What is it?

It is incredibly difficult to precisely define ceramic, because it encompasses a vast array of materials. Essentially, ceramic is a non-metallic, inorganic, and refractory material. They can be divided into two classes: advanced ceramics and traditional ceramics. Advanced ceramics consist of non-silicate glasses, nitrides, pure oxides, and carbides, to name a few. Advanced ceramics have the following inherent properties: low electrical conductivity, low thermal conductivity, good corrosion resistance, resistant to high temperatures, resistant to plastic deformation, and wear resistant. Traditional ceramics include cement, silicate glass, and clay products. Traditional ceramics have been around for thousands of years, and were even used by the Ancient Greeks. Ceramic offers numerous advantages over other materials. Its raw materials are inexpensive and plentiful, it is less dense than most metals, it is stiffer and harder than steel, and it is more corrosion and heat resistant than polymers or metals.

Tile floor

How is it Made

Ceramic is traditionally made by the process of firing. The word “ceramic” actually comes from a Sanksrit word meaning “to burn”. Pottery, for example, is made by retrieving clay from the ground, making it more flexible by mixing it with water, shaping it in a mold or on a wheel, and then firing it in a kiln. While this is a similar process to what people would have done thousands of years ago, the invention of machinery has made the process quicker and provides many more options.

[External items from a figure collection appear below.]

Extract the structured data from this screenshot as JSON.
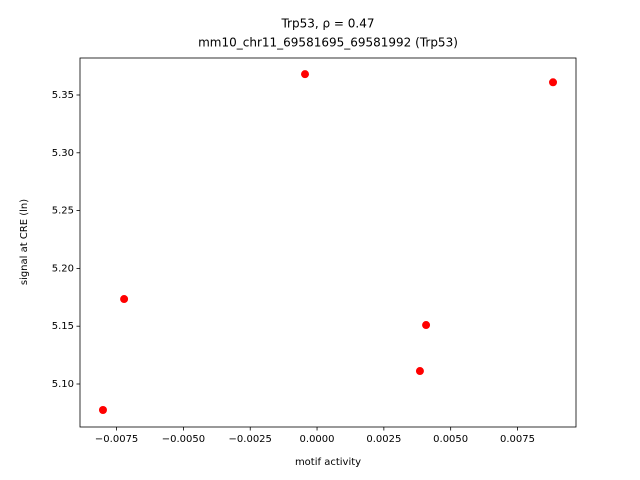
{
  "chart_data": {
    "type": "scatter",
    "title": "Trp53, ρ = 0.47",
    "subtitle": "mm10_chr11_69581695_69581992 (Trp53)",
    "x_label": "motif activity",
    "y_label": "signal at CRE (ln)",
    "color": "#ff0000",
    "x": [
      -0.00801,
      -0.00722,
      -0.00045,
      0.00385,
      0.00408,
      0.00883
    ],
    "values": [
      5.0775,
      5.1735,
      5.368,
      5.1112,
      5.151,
      5.361
    ],
    "xlim": [
      -0.00887,
      0.00969
    ],
    "ylim": [
      5.0628,
      5.382
    ],
    "xticks": [
      {
        "value": -0.0075,
        "label": "−0.0075"
      },
      {
        "value": -0.005,
        "label": "−0.0050"
      },
      {
        "value": -0.0025,
        "label": "−0.0025"
      },
      {
        "value": 0,
        "label": "0.0000"
      },
      {
        "value": 0.0025,
        "label": "0.0025"
      },
      {
        "value": 0.005,
        "label": "0.0050"
      },
      {
        "value": 0.0075,
        "label": "0.0075"
      }
    ],
    "yticks": [
      {
        "value": 5.1,
        "label": "5.10"
      },
      5.15,
      {
        "value": 5.2,
        "label": "5.20"
      },
      5.25,
      {
        "value": 5.3,
        "label": "5.30"
      },
      5.35
    ]
  }
}
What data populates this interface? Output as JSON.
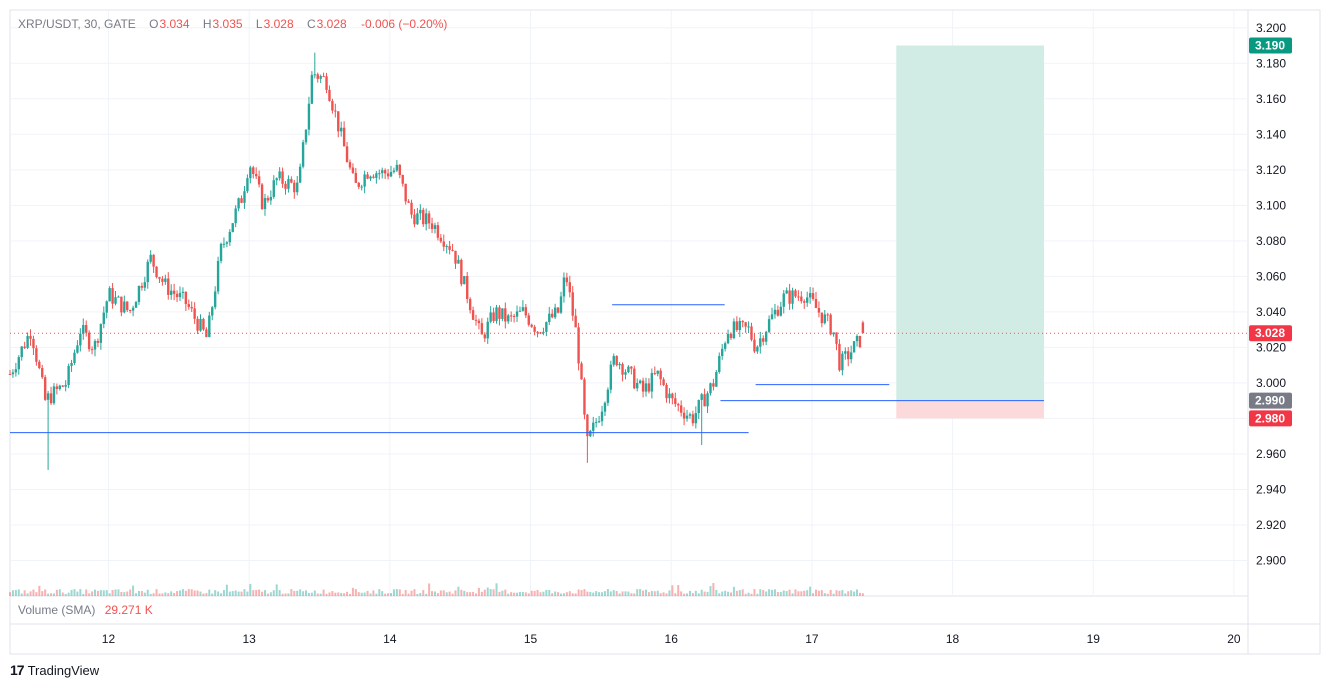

Machines are often used in processes such as hot pressing, which forces a powdered form of ceramic into a mold while also heating it and pressing it to fuse it into a specific shape, jiggering, where it lays the material into a rotating mold, and extrusion, which forces the material into a shape by squeezing it through a shaped tool. Extremely tough ceramics are made through a process called reaction bonding. The silicon powder is formed into a shape and then nitrogen gas is used to heat it.

Raw Materials-Ceramic


Ceramic is used for many different purposes, including several items that you no doubt use everyday in your home. Brick houses, for example, are held together by cement made from calcium silicates. Walls are generally plastered with ceramic gypsum, and porcelain bathrooms are decorated with tales made of talc and clay. Toilets are primarily made from ceramic, as are bath tubs and bathroom, sinks. Television sets contain ceramic insulators, while electric motors in appliances like food blenders and vacuum cleaners use magnetic ceramics. Ceramics are also used in speakers, while indoor heating is often provided by a heated ceramic filament. Ceramic is used for much more than just household applications, however. It is often used in hip replacements, for example, because it stimulates tissue formation and natural bone growth around the artificial joint. Catalytic converters are made from aluminosilicate ceramics, because they can withstand the high temperatures generated in car exhausts to convert air pollution into less harmful gases. Deep-sea submersibles are also being built from ceramics, while there is even a new kind of paint made from piezoelectric ceramic, which could potentially detect earthquakes or metal failures.